Eric Legale : « Dialoguer avec Toto, cela m’intéressait de moins en moins »


Tous les mois, je publierai ici quelques belles feuilles du Dossier d’Expert “Blogs territoriaux, réseaux sociaux et nouveaux enjeux du web 2.0 pour les collectivités locales”, paru l’an dernier aux Editions Territorial. Pour ouvrir le bal et entrer dans le vif du sujet du web 2.0, retrouvez aujourd’hui cette entrevue passionnante avec Eric Legale, directeur d’Issy Média et organisateur du World e-gov forum. Autour de la démocratie en ligne, le dircom d’André Santini, explique comment les réseaux sociaux permettent “d’humaniser” le dialogue virtuel et, pour la première fois de sa carrière, lui ont permis de toucher la cible jeunes.

Franck Confino : Alors, est-ce que le blog est mort ?
Eric Legale : Je pense que le blog, tel qu’on l’a vu depuis les cinq dernières années, est mort, en effet, parce que les réseaux sociaux aujourd’hui ont supplanté cet outil comme moyen de communication naturel des gens. Je ne parle pas des journalistes, blogueurs, des intellos, etc., mais vraiment des gens. Je trouve l’avis de Fred Cavazza très pertinent : aujourd’hui, ça ne sert plus à rien d’utiliser le blog comme un outil d’information immédiat, instantané, parce qu’il y a Twitter, Facebook et tous les réseaux sociaux pour cela. En revanche, sur le blog, on peut publier des articles de fond, de réflexion et c’est en cela qu’il reste pertinent.

On peut publier des articles de fond, de réflexion et c’est en cela qu’il reste pertinent

F.C. : Le blog n’est plus “un carnet de notes” comme il servait de fonction à ses débuts ?
E.L. : Sur le blog du forum de l’e-démocratie, vous avez peut-être remarqué que je réagissais à contre-temps par rapport aux événements. Il est très rare que je fasse un article à chaud, d’actualité brûlante, parce que je considère que c’est le travail des journalistes. Pour ma part, je voulais avoir le temps de la réflexion. Exemple avec l’article sur l’effet Twitter sur l’Iran. Si j’avais spontanément publié cet article-là, j’aurais dit “Twitter, c’est génial, parce qu’il a déclenché la révolution en Iran” ; comme on peut légitimement d’ailleurs le penser, parce que c’est vrai qu’il a été un déclencheur extraordinaire. Mais la réalité est quand même un peu différente, et pour le comprendre, il faut prendre du recul. Donc, c’est dans ce sens-là que les blogs continueront à vivre : comme des articles, enfin comme des gens qui font des articles et plus des “billets”, “posts” ou “notes”. Et c’est vrai que je le vois aussi pour les blogs personnels : les familles ne viennent plus sur les blogs parce que les gens sont tous sur Facebook maintenant, avec des photos, des vidéos et des actualités de la vie quotidienne. Donc, maintenant, je suis obligé, même dans ma vie privée, d’avoir une stratégie de marketing, c’est-à-dire de mettre sur Facebook une photo en disant « lisez la suite sur le blog”, pour les obliger à aller sur le blog. (Rires)

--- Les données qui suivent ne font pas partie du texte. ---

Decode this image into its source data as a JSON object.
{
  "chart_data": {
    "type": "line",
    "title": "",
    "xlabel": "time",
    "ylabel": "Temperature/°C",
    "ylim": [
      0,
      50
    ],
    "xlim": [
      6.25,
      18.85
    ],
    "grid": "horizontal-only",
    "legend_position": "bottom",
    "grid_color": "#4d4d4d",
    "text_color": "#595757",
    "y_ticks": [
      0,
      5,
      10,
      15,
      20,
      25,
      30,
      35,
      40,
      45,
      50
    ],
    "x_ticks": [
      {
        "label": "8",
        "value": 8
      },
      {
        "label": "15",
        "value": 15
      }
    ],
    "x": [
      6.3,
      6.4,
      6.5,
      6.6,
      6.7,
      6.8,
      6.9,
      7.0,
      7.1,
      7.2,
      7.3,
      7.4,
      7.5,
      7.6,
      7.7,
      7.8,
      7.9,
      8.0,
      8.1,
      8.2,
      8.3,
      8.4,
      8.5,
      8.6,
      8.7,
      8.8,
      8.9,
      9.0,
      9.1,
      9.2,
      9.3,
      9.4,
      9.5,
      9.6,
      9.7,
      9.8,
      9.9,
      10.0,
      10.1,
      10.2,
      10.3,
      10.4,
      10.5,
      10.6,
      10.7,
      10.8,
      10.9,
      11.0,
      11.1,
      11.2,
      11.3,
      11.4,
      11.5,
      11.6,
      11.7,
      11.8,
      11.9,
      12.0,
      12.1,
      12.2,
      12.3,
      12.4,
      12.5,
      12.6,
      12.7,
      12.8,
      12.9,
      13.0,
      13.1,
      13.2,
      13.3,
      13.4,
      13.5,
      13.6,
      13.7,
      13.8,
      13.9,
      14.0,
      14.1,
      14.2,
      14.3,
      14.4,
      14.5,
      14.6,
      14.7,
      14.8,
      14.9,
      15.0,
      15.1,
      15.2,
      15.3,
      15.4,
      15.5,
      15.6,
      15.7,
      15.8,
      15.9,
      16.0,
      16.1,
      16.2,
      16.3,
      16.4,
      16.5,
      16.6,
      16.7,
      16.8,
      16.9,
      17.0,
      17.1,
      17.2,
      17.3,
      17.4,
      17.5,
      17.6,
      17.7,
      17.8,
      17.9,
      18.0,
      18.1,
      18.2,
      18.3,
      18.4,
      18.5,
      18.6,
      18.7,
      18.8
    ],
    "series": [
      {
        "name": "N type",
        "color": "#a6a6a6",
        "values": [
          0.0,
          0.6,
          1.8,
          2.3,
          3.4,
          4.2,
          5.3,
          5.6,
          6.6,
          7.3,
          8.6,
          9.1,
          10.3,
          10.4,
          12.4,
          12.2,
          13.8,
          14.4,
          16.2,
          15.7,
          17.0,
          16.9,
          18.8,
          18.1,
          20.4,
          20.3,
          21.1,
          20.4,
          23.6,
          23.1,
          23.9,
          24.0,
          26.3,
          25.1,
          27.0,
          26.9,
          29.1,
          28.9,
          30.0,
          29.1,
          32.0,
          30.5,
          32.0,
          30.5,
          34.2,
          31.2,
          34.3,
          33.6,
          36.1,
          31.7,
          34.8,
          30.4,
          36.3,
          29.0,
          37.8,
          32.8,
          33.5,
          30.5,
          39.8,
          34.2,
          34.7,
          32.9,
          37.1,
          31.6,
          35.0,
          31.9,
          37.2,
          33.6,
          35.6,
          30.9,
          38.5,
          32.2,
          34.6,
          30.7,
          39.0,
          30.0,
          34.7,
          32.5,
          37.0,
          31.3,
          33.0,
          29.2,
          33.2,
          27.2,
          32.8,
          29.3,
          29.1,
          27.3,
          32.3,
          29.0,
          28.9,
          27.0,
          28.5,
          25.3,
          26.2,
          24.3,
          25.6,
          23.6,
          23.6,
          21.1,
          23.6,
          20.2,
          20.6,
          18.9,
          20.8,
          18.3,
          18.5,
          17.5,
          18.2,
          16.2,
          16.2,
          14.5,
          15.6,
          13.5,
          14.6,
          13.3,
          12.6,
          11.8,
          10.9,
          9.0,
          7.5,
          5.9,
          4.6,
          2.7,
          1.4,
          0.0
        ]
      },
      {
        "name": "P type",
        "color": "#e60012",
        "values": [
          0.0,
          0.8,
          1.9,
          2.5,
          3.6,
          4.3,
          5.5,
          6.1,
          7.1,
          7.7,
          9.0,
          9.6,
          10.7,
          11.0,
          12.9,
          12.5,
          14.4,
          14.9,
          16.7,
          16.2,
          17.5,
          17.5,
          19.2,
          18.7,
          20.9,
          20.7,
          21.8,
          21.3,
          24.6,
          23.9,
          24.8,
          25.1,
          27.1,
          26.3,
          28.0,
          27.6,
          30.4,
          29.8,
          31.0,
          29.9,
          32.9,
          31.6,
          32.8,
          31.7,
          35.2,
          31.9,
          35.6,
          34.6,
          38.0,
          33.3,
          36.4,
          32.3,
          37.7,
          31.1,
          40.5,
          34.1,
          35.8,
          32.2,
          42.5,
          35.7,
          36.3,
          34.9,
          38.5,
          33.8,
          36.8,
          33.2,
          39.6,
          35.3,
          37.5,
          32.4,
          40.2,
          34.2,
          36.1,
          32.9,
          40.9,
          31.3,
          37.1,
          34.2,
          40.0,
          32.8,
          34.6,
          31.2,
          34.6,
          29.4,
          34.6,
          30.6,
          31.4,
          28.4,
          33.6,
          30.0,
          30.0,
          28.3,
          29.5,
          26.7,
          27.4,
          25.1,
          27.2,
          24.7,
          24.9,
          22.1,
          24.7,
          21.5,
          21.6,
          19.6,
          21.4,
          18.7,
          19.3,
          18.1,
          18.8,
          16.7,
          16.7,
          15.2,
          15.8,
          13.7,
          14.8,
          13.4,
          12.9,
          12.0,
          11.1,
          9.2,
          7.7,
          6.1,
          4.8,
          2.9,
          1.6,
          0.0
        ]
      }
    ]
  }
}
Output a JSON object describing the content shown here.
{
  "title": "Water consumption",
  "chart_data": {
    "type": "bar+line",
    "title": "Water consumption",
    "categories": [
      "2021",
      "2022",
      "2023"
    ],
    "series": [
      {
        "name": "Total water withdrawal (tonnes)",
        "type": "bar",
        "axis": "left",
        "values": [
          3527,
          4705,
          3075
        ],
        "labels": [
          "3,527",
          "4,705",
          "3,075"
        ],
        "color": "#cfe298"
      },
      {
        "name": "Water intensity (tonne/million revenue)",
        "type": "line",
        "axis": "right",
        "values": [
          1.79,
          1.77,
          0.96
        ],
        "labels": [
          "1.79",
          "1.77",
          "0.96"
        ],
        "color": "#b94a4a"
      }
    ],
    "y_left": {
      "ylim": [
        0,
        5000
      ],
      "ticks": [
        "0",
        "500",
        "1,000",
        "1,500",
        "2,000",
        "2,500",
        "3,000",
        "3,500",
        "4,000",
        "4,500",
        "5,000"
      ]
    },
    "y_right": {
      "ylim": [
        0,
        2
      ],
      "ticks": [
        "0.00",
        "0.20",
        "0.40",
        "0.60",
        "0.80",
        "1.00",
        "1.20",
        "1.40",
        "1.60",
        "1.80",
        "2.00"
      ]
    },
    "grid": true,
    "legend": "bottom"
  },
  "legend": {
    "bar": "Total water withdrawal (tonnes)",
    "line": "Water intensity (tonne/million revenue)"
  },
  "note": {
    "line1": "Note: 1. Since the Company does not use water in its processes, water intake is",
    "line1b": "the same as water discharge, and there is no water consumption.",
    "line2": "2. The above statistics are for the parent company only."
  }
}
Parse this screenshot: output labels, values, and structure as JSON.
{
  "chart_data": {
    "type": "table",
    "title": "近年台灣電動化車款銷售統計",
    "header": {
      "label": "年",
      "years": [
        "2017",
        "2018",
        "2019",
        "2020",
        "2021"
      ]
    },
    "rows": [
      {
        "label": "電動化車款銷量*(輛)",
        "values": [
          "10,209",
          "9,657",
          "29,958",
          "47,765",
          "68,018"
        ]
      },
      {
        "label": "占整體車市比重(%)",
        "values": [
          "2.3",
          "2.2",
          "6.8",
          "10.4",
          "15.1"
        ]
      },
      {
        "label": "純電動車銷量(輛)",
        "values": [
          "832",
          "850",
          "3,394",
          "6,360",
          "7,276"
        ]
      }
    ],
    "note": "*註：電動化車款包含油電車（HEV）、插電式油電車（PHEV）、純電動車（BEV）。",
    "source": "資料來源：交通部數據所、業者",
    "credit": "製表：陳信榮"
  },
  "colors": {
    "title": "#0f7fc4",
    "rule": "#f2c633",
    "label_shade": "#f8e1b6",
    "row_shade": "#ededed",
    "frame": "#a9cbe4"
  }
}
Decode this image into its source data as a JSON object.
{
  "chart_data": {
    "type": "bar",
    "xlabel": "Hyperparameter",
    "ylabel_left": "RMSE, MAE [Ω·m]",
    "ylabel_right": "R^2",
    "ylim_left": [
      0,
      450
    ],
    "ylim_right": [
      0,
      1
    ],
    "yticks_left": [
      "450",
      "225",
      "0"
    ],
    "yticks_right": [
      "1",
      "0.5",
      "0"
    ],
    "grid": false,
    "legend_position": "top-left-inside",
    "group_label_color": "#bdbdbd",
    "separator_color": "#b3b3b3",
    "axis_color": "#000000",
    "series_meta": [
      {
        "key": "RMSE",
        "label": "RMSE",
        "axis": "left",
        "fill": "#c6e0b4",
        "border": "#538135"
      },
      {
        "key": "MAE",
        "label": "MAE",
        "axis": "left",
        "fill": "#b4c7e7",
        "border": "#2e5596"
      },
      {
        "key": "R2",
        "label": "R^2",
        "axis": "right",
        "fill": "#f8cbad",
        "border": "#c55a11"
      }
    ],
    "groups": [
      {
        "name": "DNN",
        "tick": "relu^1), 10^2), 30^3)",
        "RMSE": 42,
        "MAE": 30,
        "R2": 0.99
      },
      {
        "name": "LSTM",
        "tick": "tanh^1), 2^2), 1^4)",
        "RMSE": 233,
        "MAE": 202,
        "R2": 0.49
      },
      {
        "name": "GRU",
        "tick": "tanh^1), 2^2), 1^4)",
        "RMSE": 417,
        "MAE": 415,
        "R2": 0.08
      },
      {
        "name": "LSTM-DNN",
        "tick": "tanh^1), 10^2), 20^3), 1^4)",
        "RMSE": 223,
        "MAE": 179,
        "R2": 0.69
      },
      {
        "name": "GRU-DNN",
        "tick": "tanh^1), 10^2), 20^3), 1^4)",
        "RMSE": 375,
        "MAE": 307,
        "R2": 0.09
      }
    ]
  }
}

On peut parler de lien humain à travers les réseaux sociaux Internet en ligne

F.C. : Le réseau social aurait ainsi vocation à s’intégrer au blog pour qu’ils deviennent indissociés et que l’on puisse commenter l’un avec l’identité numérique de l’autre ?
E.L. : Le meilleur exemple, c’est quand même Versac, qui aujourd’hui s’exprime avec son nom de famille, son état civil. Je crois beaucoup à cela. Pour moi, très sincèrement, les réseaux sociaux, et notamment Facebook, ont été aussi révolutionnaires en termes d’impact sur notre manière de penser et d’agir que le début de l’Internet. Et je l’ai vraiment ressenti ainsi dès le début. Je sais qu’il y a de grands débats sur la question et plein de gens qui ne sont pas d’accord avec moi. Mais vous ne pouvez pas savoir le plaisir que j’ai de me dire que je peux enfin dialoguer avec des gens, que je peux les identifier, que je peux savoir à quoi ils ressemblent, que je peux savoir dans quelle ville ils vivent, etc. Bref, je sais que dialoguer avec Toto, ça m’intéressait de moins en moins parce que, d’abord, je n’étais jamais sûr que Toto, c’était vraiment Toto, et ensuite, c’était très frustrant d’avoir le sentiment de dialoguer derrière un parc écran. Là, quand vous êtes derrière une page d’écran, vous avez quand même une photo, vous avez un visage et vous vous adressez à une personne. Et ça, pour moi, c’est très précieux. J’ai une anecdote avec l’une de nos habitantes qui nous envoyait des mails d’engueulades, comme ça arrive assez souvent. Un jour, je lui ai répondu en lui disant : “Écoutez madame, vous avez tout à fait le droit, évidemment, de critiquer notre travail et de contester ce que l’on fait, mais je vous demande simplement de faire attention au ton de votre message, parce que derrière votre écran, il y a une personne humaine qui le reçoit, qui a travaillé, qui a peut-être mal fait son travail mais, en tout cas, qui a cru bien le faire, et que l’on doit juste la respecter.” Ce qui m’a le plus surpris, c’est que cette personne m’a répondu en s’excusant pratiquement d’avoir oublié que derrière son écran, il n’y avait effectivement pas une organisation mais un être humain. Et je pense vraiment que les réseaux sociaux nous ont redonné ça ; on peut parler de lien social, de lien humain à travers les réseaux Internet en ligne, à distance. Même si ça fait bizarre de le dire ainsi, c’est vraiment ce que je ressens. Et pour moi, c’est aussi révolutionnaire que le début de l’Internet, et cela nous permet d’avoir une vraie vision de notre communauté.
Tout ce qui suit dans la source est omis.